A few weeks ago, papers were signed which formalized the transfer to Moore-McCormack of the Mormacsaga, sister ship of the Mormacgulf. And with that gesture, this building program was completed.  Between the first launching and the final acceptance, seven ships had been launched, tested at sea, and accepted. 

These are not ordinary ships.

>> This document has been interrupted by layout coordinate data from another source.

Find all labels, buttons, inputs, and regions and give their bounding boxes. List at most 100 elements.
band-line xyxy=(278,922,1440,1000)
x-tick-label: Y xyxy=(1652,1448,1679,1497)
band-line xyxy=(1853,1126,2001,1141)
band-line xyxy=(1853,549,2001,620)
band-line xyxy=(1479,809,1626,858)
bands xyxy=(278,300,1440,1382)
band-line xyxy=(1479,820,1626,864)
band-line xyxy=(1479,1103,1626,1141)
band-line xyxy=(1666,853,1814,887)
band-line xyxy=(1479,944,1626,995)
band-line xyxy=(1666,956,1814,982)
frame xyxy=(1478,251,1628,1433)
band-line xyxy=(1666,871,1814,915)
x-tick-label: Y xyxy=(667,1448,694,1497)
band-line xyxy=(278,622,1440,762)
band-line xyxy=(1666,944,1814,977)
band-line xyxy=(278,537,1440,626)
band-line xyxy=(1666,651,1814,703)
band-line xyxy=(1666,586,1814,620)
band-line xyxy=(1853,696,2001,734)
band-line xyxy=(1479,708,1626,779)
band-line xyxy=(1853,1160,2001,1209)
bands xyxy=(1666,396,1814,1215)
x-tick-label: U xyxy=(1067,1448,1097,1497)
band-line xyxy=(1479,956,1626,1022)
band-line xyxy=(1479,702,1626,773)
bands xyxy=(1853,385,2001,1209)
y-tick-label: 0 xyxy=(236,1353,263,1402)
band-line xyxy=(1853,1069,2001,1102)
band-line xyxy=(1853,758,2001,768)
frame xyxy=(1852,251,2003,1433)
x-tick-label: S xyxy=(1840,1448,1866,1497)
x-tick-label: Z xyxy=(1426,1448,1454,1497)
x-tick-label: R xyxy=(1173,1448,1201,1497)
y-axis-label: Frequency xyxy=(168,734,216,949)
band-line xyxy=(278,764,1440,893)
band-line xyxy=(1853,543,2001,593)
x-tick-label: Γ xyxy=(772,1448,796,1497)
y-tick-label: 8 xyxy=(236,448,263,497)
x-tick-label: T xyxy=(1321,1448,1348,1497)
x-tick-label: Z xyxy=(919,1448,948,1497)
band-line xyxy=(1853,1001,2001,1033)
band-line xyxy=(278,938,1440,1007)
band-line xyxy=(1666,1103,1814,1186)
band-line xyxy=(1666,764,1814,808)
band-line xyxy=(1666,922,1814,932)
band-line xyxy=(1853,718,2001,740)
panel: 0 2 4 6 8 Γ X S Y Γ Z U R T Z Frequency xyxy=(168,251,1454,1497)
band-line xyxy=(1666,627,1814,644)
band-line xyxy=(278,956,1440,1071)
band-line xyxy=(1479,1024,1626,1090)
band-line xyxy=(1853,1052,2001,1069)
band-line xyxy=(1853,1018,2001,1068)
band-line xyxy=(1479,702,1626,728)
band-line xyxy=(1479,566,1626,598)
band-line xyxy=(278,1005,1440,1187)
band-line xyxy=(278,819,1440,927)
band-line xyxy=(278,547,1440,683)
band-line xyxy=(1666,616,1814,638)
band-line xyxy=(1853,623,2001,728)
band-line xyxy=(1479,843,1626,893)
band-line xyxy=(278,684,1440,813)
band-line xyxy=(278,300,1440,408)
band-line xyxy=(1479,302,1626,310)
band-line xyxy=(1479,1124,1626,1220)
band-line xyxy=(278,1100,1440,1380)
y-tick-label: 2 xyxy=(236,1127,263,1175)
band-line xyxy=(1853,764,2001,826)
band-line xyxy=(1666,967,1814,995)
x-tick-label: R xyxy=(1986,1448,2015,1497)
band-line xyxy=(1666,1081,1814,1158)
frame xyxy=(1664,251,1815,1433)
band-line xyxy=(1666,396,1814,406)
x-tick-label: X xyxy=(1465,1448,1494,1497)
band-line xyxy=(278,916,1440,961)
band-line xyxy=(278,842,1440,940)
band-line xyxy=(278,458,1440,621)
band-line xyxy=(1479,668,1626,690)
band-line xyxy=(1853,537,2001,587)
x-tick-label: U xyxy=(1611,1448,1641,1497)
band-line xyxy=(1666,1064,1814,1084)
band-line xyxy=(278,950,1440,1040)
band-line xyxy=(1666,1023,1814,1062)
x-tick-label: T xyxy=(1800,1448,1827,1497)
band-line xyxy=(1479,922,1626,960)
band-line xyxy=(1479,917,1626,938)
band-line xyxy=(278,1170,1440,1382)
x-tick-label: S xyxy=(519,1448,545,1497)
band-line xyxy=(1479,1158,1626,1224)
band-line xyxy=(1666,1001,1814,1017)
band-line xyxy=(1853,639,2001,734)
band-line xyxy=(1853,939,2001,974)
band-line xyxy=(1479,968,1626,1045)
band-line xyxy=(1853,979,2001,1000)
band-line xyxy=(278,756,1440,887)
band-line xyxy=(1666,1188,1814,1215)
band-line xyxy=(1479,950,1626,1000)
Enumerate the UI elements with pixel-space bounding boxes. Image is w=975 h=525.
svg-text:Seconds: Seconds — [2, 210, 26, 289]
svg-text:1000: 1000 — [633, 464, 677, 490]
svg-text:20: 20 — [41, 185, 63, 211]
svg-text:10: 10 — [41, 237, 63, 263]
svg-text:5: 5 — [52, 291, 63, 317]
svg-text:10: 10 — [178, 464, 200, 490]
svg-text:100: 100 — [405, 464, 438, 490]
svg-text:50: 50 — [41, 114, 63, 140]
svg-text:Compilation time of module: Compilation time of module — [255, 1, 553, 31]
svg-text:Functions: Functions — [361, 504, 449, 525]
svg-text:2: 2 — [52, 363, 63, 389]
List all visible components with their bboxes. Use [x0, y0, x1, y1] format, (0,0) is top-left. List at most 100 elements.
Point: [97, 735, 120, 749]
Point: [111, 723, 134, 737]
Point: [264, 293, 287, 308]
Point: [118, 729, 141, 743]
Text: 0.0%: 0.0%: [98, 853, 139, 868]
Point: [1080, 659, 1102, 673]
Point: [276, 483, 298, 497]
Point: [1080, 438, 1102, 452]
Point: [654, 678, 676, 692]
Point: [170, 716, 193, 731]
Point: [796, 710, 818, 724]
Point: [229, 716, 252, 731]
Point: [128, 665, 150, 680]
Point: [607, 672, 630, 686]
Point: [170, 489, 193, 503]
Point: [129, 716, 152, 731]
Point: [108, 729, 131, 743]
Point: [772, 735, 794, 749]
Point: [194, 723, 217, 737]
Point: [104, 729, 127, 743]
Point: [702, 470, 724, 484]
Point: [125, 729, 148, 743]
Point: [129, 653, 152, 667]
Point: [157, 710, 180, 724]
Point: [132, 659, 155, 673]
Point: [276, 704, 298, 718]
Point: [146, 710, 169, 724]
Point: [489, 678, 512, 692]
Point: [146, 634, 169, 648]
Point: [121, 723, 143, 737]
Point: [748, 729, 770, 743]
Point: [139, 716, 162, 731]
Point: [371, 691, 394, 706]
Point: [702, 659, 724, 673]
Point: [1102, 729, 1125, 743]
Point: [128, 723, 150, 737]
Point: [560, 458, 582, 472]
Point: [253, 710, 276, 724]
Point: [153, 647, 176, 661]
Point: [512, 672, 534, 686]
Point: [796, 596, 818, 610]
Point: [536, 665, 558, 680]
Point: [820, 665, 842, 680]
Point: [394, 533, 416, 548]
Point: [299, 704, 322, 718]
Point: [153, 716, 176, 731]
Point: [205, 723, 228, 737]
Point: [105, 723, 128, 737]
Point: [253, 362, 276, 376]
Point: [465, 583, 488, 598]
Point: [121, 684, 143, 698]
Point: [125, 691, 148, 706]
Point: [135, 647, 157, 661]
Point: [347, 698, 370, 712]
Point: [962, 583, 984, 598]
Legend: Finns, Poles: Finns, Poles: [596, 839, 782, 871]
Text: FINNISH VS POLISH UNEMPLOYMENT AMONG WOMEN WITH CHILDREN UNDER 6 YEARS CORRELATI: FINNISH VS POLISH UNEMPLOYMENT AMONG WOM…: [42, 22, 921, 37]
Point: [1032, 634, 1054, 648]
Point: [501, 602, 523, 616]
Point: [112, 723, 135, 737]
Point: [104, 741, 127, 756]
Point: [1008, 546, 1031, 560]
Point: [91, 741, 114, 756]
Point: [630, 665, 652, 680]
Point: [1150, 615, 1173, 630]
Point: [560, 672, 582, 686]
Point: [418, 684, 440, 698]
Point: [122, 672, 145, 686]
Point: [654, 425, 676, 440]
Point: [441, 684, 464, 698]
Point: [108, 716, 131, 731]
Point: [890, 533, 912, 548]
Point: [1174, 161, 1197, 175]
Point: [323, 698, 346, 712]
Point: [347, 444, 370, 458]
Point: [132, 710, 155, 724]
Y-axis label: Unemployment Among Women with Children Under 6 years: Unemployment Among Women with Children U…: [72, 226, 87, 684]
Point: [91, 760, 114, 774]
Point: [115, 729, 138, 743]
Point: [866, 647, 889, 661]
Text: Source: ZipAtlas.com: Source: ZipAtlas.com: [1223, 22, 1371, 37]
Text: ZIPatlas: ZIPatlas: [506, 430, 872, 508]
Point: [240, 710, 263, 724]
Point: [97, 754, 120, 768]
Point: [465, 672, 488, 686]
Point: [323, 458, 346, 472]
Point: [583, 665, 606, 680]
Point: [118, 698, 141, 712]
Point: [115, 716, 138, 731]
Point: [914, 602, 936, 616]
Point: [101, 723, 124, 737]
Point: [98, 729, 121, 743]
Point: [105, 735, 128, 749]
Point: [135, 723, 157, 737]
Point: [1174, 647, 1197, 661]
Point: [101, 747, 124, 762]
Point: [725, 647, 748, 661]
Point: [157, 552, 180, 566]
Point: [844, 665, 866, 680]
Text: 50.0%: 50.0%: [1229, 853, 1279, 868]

In fact, their records individually and collectively thus far have drawn attention from shipbuilders and operators and from shippers and travelers in both the North and South Atlantic trades.  They were specially designed for Moore-McCormack Lines.

The first four of the group – the Mormacgulf, the Mormacisle, the Mormacdawn, and the Mormacland—have been assigned to the American Republics service to the East Coast of South America.  The other three—the Mormacmail, the Mormacpenn, and the Mormacsaga have been assigned to the American Scantic run to Scandinavian and Baltic ports.  From the very start of their operation, the quality of the performance to be expected of these ships was indicated clearly.  The Mormacgulf on her maiden voyage maintained a speed of 18.85 knots on the run from Santos to Trinidad.  Then the Mormacmail, first of the group assigned to the American Scantic service, reached Gothenburg in eight days, eight hours, and eleven minutes.

Several maritime publications, particularly those interested in the engineering aspects of shipping, have carried detailed stories of the new ships, with very favorable comment editorially.  They emphasized such features as the spacious holds, the heavy-lift equipment, the refrigerated Space, the deep tanks, and the Cargocaire equipment.

Each of the ships is 492 feet long and has 17,600 displacement tons, moulded beam of 693-1/2 feet and draft of 283 feet.  Each ship is equipped with twenty ten-ton booms, which are an inducement to shippers of heavy and cumbersome freights.  Cargo space includes 70,000 cubic feet of refrigerated space per ship, and Cargocaire equipment is in each ship.

These ships were designed during that period when the war’s end was approaching and when enthusiasm for the potentialities of the “new world” was at its peak.  This enthusiasm was caught by the designers, and by the officials of Moore-McCormack Lines, too, whose highest ambition has always been to extend to their shippers the best that can be produced.